Tell it to Sox pitcher Lucas Giolito, who, like Darvish, has cemented himself as an ace. Tell it to Abreu, who has made a mockery of the idea that his team might not have re-signed him after his sixth season. Tell it to Eloy Jimenez, who has ascended from rough-around-theedges to rock star. Tell it to Robert, whose swing-and-miss ways are nothing in the grand scheme of his jaw-dropping ability. Tell it to young pitchers Dylan Cease and Dane Dunning, who keep rising to the moment.
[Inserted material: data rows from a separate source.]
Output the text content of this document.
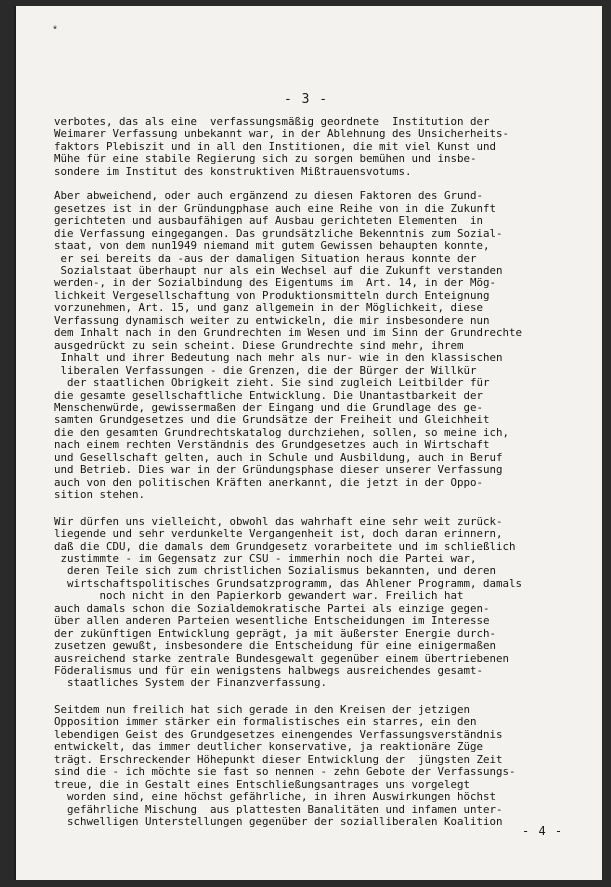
*
- 3 -
verbotes, das als eine  verfassungsmäßig geordnete  Institution der
Weimarer Verfassung unbekannt war, in der Ablehnung des Unsicherheits-
faktors Plebiszit und in all den Institionen, die mit viel Kunst und
Mühe für eine stabile Regierung sich zu sorgen bemühen und insbe-
sondere im Institut des konstruktiven Mißtrauensvotums.
Aber abweichend, oder auch ergänzend zu diesen Faktoren des Grund-
gesetzes ist in der Gründungphase auch eine Reihe von in die Zukunft
gerichteten und ausbaufähigen auf Ausbau gerichteten Elementen  in
die Verfassung eingegangen. Das grundsätzliche Bekenntnis zum Sozial-
staat, von dem nun1949 niemand mit gutem Gewissen behaupten konnte,
er sei bereits da -aus der damaligen Situation heraus konnte der
Sozialstaat überhaupt nur als ein Wechsel auf die Zukunft verstanden
werden-, in der Sozialbindung des Eigentums im  Art. 14, in der Mög-
lichkeit Vergesellschaftung von Produktionsmitteln durch Enteignung
vorzunehmen, Art. 15, und ganz allgemein in der Möglichkeit, diese
Verfassung dynamisch weiter zu entwickeln, die mir insbesondere nun
dem Inhalt nach in den Grundrechten im Wesen und im Sinn der Grundrechte
ausgedrückt zu sein scheint. Diese Grundrechte sind mehr, ihrem
Inhalt und ihrer Bedeutung nach mehr als nur- wie in den klassischen
liberalen Verfassungen - die Grenzen, die der Bürger der Willkür
der staatlichen Obrigkeit zieht. Sie sind zugleich Leitbilder für
die gesamte gesellschaftliche Entwicklung. Die Unantastbarkeit der
Menschenwürde, gewissermaßen der Eingang und die Grundlage des ge-
samten Grundgesetzes und die Grundsätze der Freiheit und Gleichheit
die den gesamten Grundrechtskatalog durchziehen, sollen, so meine ich,
nach einem rechten Verständnis des Grundgesetzes auch in Wirtschaft
und Gesellschaft gelten, auch in Schule und Ausbildung, auch in Beruf
und Betrieb. Dies war in der Gründungsphase dieser unserer Verfassung
auch von den politischen Kräften anerkannt, die jetzt in der Oppo-
sition stehen.
Wir dürfen uns vielleicht, obwohl das wahrhaft eine sehr weit zurück-
liegende und sehr verdunkelte Vergangenheit ist, doch daran erinnern,
daß die CDU, die damals dem Grundgesetz vorarbeitete und im schließlich
zustimmte - im Gegensatz zur CSU - immerhin noch die Partei war,
deren Teile sich zum christlichen Sozialismus bekannten, und deren
wirtschaftspolitisches Grundsatzprogramm, das Ahlener Programm, damals
noch nicht in den Papierkorb gewandert war. Freilich hat
auch damals schon die Sozialdemokratische Partei als einzige gegen-
über allen anderen Parteien wesentliche Entscheidungen im Interesse
der zukünftigen Entwicklung geprägt, ja mit äußerster Energie durch-
zusetzen gewußt, insbesondere die Entscheidung für eine einigermaßen
ausreichend starke zentrale Bundesgewalt gegenüber einem übertriebenen
Föderalismus und für ein wenigstens halbwegs ausreichendes gesamt-
staatliches System der Finanzverfassung.
Seitdem nun freilich hat sich gerade in den Kreisen der jetzigen
Opposition immer stärker ein formalistisches ein starres, ein den
lebendigen Geist des Grundgesetzes einengendes Verfassungsverständnis
entwickelt, das immer deutlicher konservative, ja reaktionäre Züge
trägt. Erschreckender Höhepunkt dieser Entwicklung der  jüngsten Zeit
sind die - ich möchte sie fast so nennen - zehn Gebote der Verfassungs-
treue, die in Gestalt eines Entschließungsantrages uns vorgelegt
worden sind, eine höchst gefährliche, in ihren Auswirkungen höchst
gefährliche Mischung  aus plattesten Banalitäten und infamen unter-
schwelligen Unterstellungen gegenüber der sozialliberalen Koalition
- 4 -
Tell it to Cubs center fielder Ian Happ, who has moved to the front of the line in a lineup that desperately needed his kind of help. Tell it to Jason Heyward, whose gaudy contract isn’t an issue anymore. Tell it to out-of-nowhere Alec Mills, who has held down a spot in the rotation as reliably as Jose Quintana or Tyler Chatwood would have. Tell it to rookie manager David Ross, who has been good enough that nobody’s talking about Joe Maddon.
Tell it to big-money free agent Dallas Keuchel, who looks like a master stroke for the Sox, and to tiny-money free agent Jeremy Jeffress, who has been a steal for the Cubs. Tell it to Sox closer Alex Colome, who continues to solidify himself as one of the finest at his craft, and to Cubs supposed-tobe closer Craig Kimbrel, who has had just enough time in this short season to work himself out of the woods with an outstanding — though he isn’t closing — September.
That’s a whole lot of ‘‘tell it tos.’’ Sorry if we went overboard. But you know what? Baseball in Chicago for the last couple of months has been a hell of a good time. We’ve learned some things, too, along the way — enough for us to say, again speaking for this pair of teams headed for the postseason: Kiss our asterisks.